Страница 37 из 140
Гордей потрогал бледно-розовую руку Ниры. Прохладная. И достаточно мягкая.
— Я что, по-твоему, манекен от человека не отличу? Вот с этим самым… телом я совсем недавно разговаривал и…
— Она не могла разговаривать, — всё ещё возмутительно спокойно сказал Виссарион. — Манекены не могут вообще ничего делать. Ни пить, ни есть, ни сидеть, ни ходить. Ничего, прелесть, понимаешь?
Он казался сейчас особенно заторможённым.
— Она пила коньяк, — вспомнил Гордей. — Хороший коньяк, она всегда разбиралась в напитках. А через несколько часов я лично зафиксировал её смерть.
Гордей собирался печалиться, сдерживать слёзы, предаваться воспоминаниям, клясться выяснить, что случилось. Но не ожидал, что будет с мистическим ужасом смотреть на не тронутое ни жизнью, ни смертью тело. Нежные черты, чуть вздёрнутый носик — перед Гордеем лежала девушка не старше шестнадцати лет.
— Может, кто-то пошутил? — тупо спросил Гордей. — Подсунули куклу…
Кто бы мог за несколько часов достать куклу с безупречным лицом Ниры восемнадцатилетней давности? И зачем? Эксперт выразительно посмотрел на него и промолчал.
— Что скажешь ещё?
— У неё был половой акт незадолго до смерти.
— Ты уверен?!
Вилка, торчащая у Микиного глаза…
— Без сомнения.
— А в желудке?
— Ни. Че. Го, — по складам произнёс Виссарион. — Последний раз я видел такой девственно чистый желудок в универе. У муляжа.
Виссарион словно говорил о кукле из секс-шопа. Розовой, гладкой, с девственно чистым желудком и следами, что остаются после полового акта.

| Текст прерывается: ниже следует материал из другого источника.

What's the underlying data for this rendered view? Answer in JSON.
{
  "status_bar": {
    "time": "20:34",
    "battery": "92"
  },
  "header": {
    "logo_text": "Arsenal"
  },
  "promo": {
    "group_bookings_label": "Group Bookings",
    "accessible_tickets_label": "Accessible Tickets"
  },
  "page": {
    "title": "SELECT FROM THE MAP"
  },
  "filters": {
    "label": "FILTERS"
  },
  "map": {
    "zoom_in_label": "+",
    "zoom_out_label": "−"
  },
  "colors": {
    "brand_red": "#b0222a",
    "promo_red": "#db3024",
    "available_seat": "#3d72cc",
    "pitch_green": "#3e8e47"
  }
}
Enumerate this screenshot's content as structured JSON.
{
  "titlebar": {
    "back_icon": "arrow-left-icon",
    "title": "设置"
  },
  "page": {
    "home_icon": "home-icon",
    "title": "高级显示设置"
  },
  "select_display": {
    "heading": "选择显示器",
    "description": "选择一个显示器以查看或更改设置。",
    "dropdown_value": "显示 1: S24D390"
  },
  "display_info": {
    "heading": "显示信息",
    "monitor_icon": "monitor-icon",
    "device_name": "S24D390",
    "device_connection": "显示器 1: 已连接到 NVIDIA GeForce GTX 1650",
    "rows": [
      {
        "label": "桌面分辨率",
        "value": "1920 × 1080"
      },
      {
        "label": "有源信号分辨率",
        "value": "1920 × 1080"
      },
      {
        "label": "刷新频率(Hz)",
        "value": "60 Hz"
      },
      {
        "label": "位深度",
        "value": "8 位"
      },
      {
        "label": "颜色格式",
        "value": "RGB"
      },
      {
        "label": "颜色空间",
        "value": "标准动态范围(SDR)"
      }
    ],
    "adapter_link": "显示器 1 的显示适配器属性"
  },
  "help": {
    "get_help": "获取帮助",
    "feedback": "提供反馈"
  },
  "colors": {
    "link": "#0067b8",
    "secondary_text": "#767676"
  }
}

— Скажи, в плане бреда, — быстро произнёс прозектор, — а могло такое быть, что твою одноклассницу убили, потом выпотрошили и все внутренности заменили? Нет, следы бы точно остались. И кожа… Она тоже вся такая…
— Ни за что не поручусь, — ответил Гордей. — С Нирой всё так сложно. Она исчезла, когда мы только девятый класс окончили. Её объявили погибшей, хотя тела так и не нашли. Ты должен помнить, весь город знал…
— Точно! А я думаю, где её имя слышал… Там ещё тот маньяк, которого вычислили, прямо перед тем, как полиция в его квартиру ворвалась, повесился. Да, точно. Убийцу нашли, а тело — нет.
— Да, — кивнул Гордей. — Я не знаю, чем она занималась эти восемнадцать лет, почему вернулась именно сейчас, и какого чёрта её нашли без признаков жизни в баре, который она унаследовала у матери. Не понимаю…
— Наверное, этому есть объяснение, и скоро всё выяснится, только... Что мне сейчас в сопроводиловке писать?
Виссарион вдруг присел на корточки, каким-то подростковым, отчаянно-угловатым движением закрыл лицо. Не сняв перчаток и не продезинфицировав ладони. Прозектор точно находился в крайней степени замешательства.
— Знаешь, я, наверное, шизанутый, — пробурчал он сквозь пальцы. — Тут чертовщина натуральная творится, а меня больше всего волнует, что я в отчёте напишу… Ни единой травмы, она свежа и чиста как младенец. Ни единого намёка на болезнь. В ней даже ни единой бактерии нет… Прелесть, зачем ты мне такую свинью подсунул?
— А как отрапортовала полиция? — спросил Гордей.
— «Падение с высоты собственного роста», — развёл руками Виссарион. — «предположительно из-за судорог эпилептического характера». Про судороги ты подсказал?
Гордей кивнул.
— Дело закроют. За отсутствием… всего.
Если только не объявятся её близкие. Те, о которых Гордей ничего не знал. А мальчишка, что в «Лаки» работал… Кстати, а куда он делся?
Гордей вдруг понял, что ни вчера, ни сегодня не видел этого… Бизона? Батона?
— Булена, — словно кто-то прошептал ему прямо в ухо.